Having fierce conversations with ourselves requires courage. We have to be honest and authentic with ourselves first and that takes an investment in time and thought. It usually requires us to empty ourselves of our version of reality and become more grounded. This requires confronting the “official” truth you tell yourself and others versus digging deeper to determine what the “ground” truth is. There is a greeting process of certain tribes in Africa that starts with the following sequence:
The greeter: “I see you.”
The greeted: “I am here.”
The point is, of course, that until you literally get present and fully see the other person, they are not really there. I believe that greeting also applies to the way we might best treat ourselves… I see myself… I am here. In fact, the root of “respect,” as I write about it in The Character Triangle, is “look again.” This self-look however does NOT involve spending ANY useless time on self-blame or judgment. Life is definitely curly and wishing for it to be straight and simple is a fool’s paradise. However being consciously present, authentic and honest with ourselves is the platform for deeper and more meaningful conversations with others.

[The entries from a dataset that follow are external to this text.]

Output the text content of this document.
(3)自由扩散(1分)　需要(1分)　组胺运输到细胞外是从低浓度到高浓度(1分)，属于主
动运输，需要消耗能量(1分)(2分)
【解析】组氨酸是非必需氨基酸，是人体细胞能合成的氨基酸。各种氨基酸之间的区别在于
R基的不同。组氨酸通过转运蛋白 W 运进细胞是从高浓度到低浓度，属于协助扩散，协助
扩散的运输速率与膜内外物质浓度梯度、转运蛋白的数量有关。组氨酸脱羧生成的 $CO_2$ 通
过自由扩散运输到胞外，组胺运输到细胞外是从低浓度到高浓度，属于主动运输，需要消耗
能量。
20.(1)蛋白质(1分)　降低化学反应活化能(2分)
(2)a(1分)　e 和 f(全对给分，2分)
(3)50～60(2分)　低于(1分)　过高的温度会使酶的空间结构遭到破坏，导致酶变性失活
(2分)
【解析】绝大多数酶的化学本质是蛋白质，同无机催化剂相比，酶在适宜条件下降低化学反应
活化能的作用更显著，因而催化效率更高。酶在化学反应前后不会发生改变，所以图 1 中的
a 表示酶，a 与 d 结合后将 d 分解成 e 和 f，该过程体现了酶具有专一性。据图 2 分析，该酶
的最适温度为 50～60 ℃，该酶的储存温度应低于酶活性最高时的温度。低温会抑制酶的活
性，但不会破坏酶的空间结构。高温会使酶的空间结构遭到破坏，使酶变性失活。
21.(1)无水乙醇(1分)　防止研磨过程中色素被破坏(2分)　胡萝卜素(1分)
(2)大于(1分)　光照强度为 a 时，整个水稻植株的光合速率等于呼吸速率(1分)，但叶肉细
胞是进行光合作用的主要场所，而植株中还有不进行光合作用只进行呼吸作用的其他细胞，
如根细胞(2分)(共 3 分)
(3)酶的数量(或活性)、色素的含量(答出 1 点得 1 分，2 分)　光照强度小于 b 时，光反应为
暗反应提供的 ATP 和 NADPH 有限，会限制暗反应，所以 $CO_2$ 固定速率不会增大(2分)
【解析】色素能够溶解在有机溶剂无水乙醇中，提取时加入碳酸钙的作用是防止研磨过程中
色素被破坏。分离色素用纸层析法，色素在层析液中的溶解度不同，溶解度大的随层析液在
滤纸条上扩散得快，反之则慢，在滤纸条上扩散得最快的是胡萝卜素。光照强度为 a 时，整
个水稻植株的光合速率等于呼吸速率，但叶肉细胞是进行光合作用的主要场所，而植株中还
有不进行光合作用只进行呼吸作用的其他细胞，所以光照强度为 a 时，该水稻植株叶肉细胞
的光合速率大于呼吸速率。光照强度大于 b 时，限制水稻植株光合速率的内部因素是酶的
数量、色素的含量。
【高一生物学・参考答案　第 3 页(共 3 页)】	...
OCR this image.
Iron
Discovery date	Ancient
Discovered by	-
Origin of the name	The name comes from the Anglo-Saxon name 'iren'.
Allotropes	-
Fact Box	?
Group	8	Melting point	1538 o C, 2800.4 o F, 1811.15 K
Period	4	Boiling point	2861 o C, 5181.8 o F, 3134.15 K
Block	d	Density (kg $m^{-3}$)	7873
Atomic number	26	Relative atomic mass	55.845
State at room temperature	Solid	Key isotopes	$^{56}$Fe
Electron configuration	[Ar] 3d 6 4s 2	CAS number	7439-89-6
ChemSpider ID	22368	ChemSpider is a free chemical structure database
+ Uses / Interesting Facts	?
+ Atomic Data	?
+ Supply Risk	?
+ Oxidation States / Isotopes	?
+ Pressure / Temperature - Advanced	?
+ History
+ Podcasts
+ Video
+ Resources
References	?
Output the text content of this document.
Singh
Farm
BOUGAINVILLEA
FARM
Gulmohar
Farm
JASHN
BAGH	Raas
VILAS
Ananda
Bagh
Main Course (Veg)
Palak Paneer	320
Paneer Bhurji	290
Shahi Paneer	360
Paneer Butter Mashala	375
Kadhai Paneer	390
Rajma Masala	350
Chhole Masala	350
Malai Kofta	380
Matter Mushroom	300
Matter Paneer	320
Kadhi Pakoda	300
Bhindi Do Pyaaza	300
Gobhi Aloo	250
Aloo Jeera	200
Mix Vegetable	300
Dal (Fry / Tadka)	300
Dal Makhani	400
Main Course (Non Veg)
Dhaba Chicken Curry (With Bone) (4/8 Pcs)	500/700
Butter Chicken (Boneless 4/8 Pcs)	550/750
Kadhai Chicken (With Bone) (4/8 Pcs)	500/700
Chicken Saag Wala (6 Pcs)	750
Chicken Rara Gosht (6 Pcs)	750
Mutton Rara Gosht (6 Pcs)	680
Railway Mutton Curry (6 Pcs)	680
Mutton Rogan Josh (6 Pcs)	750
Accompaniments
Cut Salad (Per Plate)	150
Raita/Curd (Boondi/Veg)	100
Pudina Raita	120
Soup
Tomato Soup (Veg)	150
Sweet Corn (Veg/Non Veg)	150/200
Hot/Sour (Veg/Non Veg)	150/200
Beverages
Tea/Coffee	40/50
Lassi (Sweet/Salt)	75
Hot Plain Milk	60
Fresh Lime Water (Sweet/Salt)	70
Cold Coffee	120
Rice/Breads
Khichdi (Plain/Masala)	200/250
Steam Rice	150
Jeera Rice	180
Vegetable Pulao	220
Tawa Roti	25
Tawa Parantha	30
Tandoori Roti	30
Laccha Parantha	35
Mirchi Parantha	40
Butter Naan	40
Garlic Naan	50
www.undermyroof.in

Character Moves (as inspired by Susan Scott):
- Learn how to employ what Scott calls the Mineral Rights model. The four principles are: Interrogate reality, Provoke learning, Tackle tough challenges, Enrich relationships. There are numerous techniques and ways of utilizing this model. Explore more of Scott’s work to discover them.
- Dig deeper into understanding and grounding your reality by exploring multiple perspectives without applying blame. Try not to just confirm how you think you should feel or what you should say, but describe how you really feel and identify what you want to say. Are there any differences between your “official truths” and “grounded truths?” What are the implications?
- Do a personal integrity scan. Write down your core values (worth spending some time to reflect on). Determine if there are what Scott describes as Integrity Outages between what you state you value and what is really happening in your work and personal life. (E.g. value: You believe in the value of continuously learning…Integrity outage… You haven’t committed to learning or doing anything new for a long time). Determine ways of cleaning up your integrity outages.
- Give yourself a refresher on Fierce Conversations. It may irritate you, and make you uncomfortable BUT it will propel you forward with yourselves and others.